In simple terms, what really counts is how we make customers feel about the component parts of the offer we’re presenting them with, how we wrap and position everything and how/when/why we communicate our offer and brand. These are the steps that will really define the kind of relationship and associated emotions we try to build to represent our brand. Accept this as true, and we believe it is, then only brands that build more positive emotional relationships with their consumers will enjoy a higher rate of long-term profitable revenue growth.

Fig 1

So, accepting that brands which build this (more positive emotional relationships) with consumers enjoy a higher rate of returns over time then we need to understand the drivers of Brand Loyalty in some depth in order to build these lasting relationships. To do this, you have to take a structured, data driven approach built on the following elements:

Fig 2

  1. Total brand experience: This means excelling at every interaction with the customer by providing superior value. It involves anticipating problems and offering a relevant solution, tailoring personalised offers, pricing and experiences, and simplifying interactions to the point of eliminating any friction. The goal here is not to adequately meet your customers’ needs but to surprise and delight them.
  2. Customer recognition: Acknowledging what matters to customers rather than exclusively to you is vital: time together, special days and events, dedicated offers and experiences, recognition of usage patterns, profiles, changing behaviour, aspirations, beliefs all count.
  3. Rewarding experiences: You need to deliver tailored and curated brand benefits, gifts and offers; surprise and delight offers mean actions beyond that expected, such as exclusive and curated rewards, emotional and functional benefits, a proactive approach etc.
  4. Customer participation: We know that active customer participation leads to higher memory ranking; gamified mechanics like challenges, milestones etc. driving interaction and engagement deliver better results.
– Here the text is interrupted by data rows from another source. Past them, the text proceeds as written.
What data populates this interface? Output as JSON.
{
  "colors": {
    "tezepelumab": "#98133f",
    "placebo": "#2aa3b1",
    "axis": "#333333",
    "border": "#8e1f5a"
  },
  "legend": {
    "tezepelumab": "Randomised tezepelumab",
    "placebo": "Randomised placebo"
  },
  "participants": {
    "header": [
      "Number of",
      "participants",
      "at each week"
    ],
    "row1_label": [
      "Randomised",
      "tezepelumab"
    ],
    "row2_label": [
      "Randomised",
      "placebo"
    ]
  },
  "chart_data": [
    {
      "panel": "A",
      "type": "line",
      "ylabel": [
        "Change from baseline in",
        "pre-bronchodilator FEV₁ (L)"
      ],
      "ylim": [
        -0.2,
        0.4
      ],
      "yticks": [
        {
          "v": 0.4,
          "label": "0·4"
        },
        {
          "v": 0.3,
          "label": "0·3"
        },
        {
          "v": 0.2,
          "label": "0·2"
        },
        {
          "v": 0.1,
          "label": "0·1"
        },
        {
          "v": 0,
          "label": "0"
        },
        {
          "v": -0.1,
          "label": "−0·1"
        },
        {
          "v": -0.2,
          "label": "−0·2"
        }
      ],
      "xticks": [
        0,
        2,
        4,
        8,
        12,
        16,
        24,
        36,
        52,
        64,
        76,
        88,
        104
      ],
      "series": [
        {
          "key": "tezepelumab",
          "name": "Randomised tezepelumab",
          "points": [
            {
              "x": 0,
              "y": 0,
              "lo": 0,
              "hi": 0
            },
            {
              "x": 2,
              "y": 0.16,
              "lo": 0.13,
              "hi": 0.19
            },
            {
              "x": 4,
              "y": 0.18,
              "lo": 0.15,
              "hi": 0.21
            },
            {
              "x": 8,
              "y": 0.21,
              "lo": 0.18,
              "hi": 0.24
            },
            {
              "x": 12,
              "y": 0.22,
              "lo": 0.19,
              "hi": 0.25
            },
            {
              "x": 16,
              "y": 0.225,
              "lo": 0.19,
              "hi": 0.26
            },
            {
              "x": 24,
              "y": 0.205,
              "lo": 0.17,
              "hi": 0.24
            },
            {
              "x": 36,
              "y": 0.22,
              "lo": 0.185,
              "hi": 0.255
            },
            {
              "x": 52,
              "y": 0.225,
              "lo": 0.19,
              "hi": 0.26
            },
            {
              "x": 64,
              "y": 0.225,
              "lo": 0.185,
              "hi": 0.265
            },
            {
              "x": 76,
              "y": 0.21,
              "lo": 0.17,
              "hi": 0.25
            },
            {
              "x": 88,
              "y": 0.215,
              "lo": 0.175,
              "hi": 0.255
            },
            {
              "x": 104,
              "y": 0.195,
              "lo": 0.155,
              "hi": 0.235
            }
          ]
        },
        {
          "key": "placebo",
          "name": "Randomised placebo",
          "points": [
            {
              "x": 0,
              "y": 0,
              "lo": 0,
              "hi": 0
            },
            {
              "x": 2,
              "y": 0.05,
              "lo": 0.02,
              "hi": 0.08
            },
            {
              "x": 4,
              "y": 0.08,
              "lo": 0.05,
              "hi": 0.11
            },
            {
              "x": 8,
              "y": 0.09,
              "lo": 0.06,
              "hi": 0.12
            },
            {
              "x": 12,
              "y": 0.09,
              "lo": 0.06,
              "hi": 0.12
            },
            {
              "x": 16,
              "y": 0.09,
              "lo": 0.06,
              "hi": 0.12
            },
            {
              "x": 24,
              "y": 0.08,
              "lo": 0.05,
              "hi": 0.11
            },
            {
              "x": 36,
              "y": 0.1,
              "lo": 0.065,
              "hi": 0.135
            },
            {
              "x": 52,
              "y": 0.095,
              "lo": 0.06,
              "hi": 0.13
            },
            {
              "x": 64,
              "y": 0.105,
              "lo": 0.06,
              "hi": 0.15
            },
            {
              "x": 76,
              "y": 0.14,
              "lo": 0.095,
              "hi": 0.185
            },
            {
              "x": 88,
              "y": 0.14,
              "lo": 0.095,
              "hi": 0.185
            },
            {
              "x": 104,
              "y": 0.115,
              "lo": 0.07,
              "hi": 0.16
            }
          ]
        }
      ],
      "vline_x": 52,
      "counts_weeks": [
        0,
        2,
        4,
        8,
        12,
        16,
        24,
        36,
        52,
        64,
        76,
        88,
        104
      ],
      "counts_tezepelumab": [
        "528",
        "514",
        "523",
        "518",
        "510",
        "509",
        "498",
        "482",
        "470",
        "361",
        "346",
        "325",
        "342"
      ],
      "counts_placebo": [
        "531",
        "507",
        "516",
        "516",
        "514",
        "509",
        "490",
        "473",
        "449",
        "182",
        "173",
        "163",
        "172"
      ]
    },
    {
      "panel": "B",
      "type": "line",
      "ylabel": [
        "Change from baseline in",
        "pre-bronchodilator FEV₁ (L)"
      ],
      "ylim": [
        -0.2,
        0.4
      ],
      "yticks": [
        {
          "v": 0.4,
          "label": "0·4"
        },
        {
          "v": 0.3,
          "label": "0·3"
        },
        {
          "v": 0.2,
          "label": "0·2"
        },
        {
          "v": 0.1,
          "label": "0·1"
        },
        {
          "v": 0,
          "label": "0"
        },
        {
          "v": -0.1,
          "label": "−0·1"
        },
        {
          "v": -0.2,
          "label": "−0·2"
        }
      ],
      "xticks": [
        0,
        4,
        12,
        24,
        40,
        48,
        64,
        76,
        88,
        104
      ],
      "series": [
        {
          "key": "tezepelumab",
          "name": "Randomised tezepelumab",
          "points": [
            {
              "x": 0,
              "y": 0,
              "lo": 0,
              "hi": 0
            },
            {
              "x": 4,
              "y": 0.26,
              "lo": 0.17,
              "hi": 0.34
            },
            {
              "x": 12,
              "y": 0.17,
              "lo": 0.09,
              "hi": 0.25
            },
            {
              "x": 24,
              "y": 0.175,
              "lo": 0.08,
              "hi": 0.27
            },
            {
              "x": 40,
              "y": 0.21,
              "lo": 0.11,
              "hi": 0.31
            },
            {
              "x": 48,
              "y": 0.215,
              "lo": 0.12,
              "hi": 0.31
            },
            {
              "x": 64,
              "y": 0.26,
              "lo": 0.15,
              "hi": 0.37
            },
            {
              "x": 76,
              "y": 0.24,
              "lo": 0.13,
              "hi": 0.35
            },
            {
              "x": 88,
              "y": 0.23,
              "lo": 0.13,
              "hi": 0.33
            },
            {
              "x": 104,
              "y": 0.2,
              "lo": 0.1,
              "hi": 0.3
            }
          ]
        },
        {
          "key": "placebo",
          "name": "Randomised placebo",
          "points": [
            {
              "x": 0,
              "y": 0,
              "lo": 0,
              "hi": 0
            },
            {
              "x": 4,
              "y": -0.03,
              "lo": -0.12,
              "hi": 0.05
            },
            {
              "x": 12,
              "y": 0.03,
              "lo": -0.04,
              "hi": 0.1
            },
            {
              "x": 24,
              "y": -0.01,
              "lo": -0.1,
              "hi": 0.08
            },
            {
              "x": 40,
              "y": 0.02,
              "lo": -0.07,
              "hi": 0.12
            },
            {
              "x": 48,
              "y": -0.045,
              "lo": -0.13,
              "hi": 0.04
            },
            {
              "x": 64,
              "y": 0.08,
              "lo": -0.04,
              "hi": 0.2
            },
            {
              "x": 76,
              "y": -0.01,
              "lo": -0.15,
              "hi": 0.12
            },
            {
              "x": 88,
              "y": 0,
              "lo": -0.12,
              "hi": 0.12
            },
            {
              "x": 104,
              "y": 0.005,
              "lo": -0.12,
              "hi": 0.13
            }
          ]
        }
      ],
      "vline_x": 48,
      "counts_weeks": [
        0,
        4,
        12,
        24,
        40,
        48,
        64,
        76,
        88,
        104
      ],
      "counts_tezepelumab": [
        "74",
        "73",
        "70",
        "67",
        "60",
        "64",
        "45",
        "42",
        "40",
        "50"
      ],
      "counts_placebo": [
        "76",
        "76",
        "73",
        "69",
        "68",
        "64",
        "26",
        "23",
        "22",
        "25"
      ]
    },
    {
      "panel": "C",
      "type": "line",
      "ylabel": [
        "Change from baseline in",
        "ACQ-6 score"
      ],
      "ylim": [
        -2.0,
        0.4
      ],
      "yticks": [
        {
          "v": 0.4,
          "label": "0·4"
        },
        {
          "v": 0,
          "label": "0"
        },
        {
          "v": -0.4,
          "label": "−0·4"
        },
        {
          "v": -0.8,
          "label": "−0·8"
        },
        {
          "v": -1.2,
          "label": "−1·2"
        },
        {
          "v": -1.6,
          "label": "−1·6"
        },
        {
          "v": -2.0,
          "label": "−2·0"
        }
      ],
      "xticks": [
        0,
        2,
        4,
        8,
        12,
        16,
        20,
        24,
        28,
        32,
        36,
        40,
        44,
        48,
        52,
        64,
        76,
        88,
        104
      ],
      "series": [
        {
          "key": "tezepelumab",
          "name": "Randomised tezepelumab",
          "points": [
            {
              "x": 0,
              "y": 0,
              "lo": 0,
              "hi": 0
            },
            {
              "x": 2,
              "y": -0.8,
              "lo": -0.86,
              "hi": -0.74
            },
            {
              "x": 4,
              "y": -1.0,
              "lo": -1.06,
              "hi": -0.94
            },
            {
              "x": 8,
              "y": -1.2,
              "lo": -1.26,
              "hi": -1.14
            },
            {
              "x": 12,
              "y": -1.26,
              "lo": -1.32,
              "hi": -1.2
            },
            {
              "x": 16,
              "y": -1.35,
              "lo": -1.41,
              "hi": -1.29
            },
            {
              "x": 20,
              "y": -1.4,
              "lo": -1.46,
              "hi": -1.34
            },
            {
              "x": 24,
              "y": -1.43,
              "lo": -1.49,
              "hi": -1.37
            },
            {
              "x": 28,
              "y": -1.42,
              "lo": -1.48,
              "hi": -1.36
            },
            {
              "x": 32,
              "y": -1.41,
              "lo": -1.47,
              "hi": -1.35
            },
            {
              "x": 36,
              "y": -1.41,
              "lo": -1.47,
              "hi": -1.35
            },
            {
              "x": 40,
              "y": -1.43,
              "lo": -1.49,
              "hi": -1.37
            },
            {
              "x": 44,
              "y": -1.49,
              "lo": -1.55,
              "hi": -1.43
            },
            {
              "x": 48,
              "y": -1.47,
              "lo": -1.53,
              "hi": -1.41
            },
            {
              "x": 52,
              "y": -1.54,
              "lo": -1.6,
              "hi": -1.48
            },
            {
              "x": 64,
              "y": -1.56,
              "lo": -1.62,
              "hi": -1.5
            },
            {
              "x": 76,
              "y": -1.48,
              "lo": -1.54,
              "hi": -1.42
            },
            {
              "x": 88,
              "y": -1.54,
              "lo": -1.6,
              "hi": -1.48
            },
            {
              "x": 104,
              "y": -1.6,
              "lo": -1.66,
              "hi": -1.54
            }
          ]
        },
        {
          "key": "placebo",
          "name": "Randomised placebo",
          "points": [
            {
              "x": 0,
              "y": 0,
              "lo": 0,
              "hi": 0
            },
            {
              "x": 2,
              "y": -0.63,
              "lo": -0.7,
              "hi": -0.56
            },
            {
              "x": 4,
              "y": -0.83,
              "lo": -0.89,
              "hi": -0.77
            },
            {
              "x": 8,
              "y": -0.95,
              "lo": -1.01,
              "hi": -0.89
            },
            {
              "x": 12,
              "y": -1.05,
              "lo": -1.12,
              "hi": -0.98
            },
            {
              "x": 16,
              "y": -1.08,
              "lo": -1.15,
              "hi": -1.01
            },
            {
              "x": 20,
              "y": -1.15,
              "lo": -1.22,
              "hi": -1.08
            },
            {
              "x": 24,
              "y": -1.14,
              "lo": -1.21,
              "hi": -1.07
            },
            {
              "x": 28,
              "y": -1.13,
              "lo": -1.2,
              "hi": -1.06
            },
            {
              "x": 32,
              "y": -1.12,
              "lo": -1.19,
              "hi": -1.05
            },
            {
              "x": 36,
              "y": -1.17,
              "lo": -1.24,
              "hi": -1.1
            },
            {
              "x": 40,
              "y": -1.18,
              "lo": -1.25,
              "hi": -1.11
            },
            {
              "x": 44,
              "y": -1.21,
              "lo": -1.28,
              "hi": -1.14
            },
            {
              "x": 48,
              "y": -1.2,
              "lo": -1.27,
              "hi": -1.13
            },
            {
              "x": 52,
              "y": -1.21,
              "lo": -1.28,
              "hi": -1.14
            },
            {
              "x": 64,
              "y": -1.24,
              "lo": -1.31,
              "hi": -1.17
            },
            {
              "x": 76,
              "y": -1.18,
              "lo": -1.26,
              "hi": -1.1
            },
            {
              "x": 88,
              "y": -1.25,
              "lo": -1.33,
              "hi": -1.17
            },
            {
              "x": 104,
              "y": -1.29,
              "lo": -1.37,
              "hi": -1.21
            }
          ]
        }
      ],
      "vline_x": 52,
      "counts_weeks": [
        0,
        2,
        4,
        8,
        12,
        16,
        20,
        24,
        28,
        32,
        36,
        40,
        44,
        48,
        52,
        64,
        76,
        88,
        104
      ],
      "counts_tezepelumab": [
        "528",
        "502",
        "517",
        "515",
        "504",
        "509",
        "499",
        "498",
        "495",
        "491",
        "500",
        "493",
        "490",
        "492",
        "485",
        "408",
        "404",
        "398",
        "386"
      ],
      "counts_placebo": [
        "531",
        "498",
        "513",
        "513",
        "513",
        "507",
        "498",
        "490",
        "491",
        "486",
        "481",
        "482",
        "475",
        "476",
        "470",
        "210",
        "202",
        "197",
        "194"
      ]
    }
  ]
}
Follow these steps as a starting point and the results can be pretty significant. One of our clients who took this path now has more than 50 percent customer engagement rate – engagement defined as customers redeeming benefits in the last 12 months – far exceeding the industry average.

Typically, traditional points-based loyalty programmes achieve around a 20-30 percent engagement. The same customer’s Net Promoter Score, another of its KPIs, has moved from 3rd to 1st place in its market in both prepaid and postpaid segments.

Harnessing emotion means surprising and delighting your customers. In the Digital Age, that’s a good idea.